I try to concentrate on the screen in front of me, but my thoughts keep straying away. I am pretty sure Mycroft knows I slept next to his room. I didn't mean to, I was just so tired and fell asleep, but when I woke up, the door was open and Mycroft was gone. And since I hadn't heard anything, Mycroft must have left his room silently. He doesn't mention it, doesn't show it in the way he is behaving, as he hasn't talked to me since I woke him up from his nightmare and he told me to leave three weeks ago.

At least he doesn't say anything really mean to me, I try to make myself feel better, but it's not really working. The only thing he does is glare at me when I come too close to him.

And because I am so distracted, I am so surprised when I notice something very strange.

"Sherlock?" I think about calling Mycroft as well, but decide against it. If it is a true lead, then Sherlock will be able to read a lot more out of it, and he'll tell Mycroft.

"Hmm?"

"Can you – Can you come for a moment, I think I have found something..."

He steps behind the comfy chair I'm sitting in and I tilt the screen so he can see.

"From all the bank-accounts, somebody takes some money. I checked, from every big one – he takes more than ten-thousand twice, more than five-thousands four times. It's nothing compared to what is on the accounts, you could manage an entire, admittedly a small, country with the money Father had. Moran isn't as clever, he has less, has been careless with it, but it's still a huge amount.

Anyway, this person takes the money and transfers it to another account – sometimes another big one, sometimes a small, private one. I'm checking it right now, but from these accounts, the money goes to one account – or is collected from cash machines in London. He has been doing this for months, all in all I guess he has taken more than two hundred thousand pounds."

I look up to Sherlock who is staring into air with narrowed eyes, rapidly looking around. After a moment he snaps out of it and looks at the screen again.

"Mycroft?" He calls out, and I sigh quietly.

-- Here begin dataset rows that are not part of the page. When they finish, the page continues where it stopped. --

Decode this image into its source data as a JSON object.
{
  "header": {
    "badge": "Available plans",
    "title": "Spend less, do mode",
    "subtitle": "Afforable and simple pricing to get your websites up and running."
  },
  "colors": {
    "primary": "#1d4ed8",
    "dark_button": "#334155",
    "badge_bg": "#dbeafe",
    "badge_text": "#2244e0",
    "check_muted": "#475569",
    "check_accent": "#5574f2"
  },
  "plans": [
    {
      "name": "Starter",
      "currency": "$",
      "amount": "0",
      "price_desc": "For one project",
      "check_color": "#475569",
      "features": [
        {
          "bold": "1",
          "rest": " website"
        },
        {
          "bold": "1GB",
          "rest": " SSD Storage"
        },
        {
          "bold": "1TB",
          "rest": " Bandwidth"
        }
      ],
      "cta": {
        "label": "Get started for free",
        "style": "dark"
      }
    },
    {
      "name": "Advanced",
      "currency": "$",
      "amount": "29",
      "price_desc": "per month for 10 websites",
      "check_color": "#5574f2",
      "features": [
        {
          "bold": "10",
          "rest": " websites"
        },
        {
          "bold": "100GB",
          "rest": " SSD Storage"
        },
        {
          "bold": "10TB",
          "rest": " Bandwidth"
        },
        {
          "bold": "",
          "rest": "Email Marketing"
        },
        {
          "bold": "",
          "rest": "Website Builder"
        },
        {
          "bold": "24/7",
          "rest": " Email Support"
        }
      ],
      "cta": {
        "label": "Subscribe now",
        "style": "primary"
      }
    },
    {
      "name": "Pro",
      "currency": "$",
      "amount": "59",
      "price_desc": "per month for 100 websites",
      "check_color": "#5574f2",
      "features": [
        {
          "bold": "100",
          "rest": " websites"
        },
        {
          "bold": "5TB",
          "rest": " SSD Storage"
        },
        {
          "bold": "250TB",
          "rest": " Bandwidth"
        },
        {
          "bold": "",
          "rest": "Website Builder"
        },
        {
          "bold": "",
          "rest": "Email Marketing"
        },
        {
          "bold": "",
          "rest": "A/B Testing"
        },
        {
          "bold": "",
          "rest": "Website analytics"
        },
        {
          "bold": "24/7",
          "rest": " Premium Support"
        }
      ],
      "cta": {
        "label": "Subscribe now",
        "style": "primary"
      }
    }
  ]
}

"I've listened," Mycroft answers and gets up, standing behind my chair as well. I can't help but cringe away, moving towards Sherlock's side slightly, trying to put some distance between Mycroft and me, and wait for both of them to say something, as they are both staring at the screen. After a second, Mycroft leans down and scrolls down the list. I am ultra aware of his hand near mine, and don't move, but he just keeps looking.

"Could it be – Do you think it might be Daunt?" I ask, trying to understand what the Holmes-brothers are thinking.

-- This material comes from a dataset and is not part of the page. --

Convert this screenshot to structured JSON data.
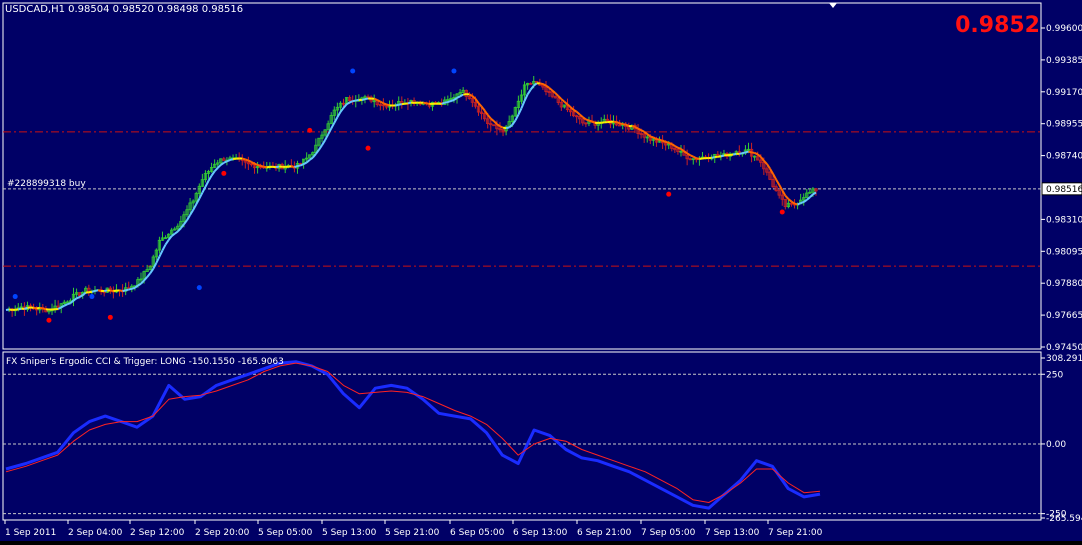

"I mean, we thought before he was somewhere else, or in Russia, and he never was. What if it was his deputy we were tracking, not him?"

Mycroft looks down at me, and for the first time in ages, our eyes meet without any anger in his.

"I don't know. But if it's true, and it sounds very likely, we are in great danger. An – She helped him escape our grasp once, so she might have communicated with him more than just that. Who knows how much he knows now. We'll need to be careful."

He straightens up suddenly, then swiftly walks to his computer again and sits down in front of it.

"I'll check through the money-transfers again."

I swallow the retort I want to give, try to hide that I understood the hidden insult.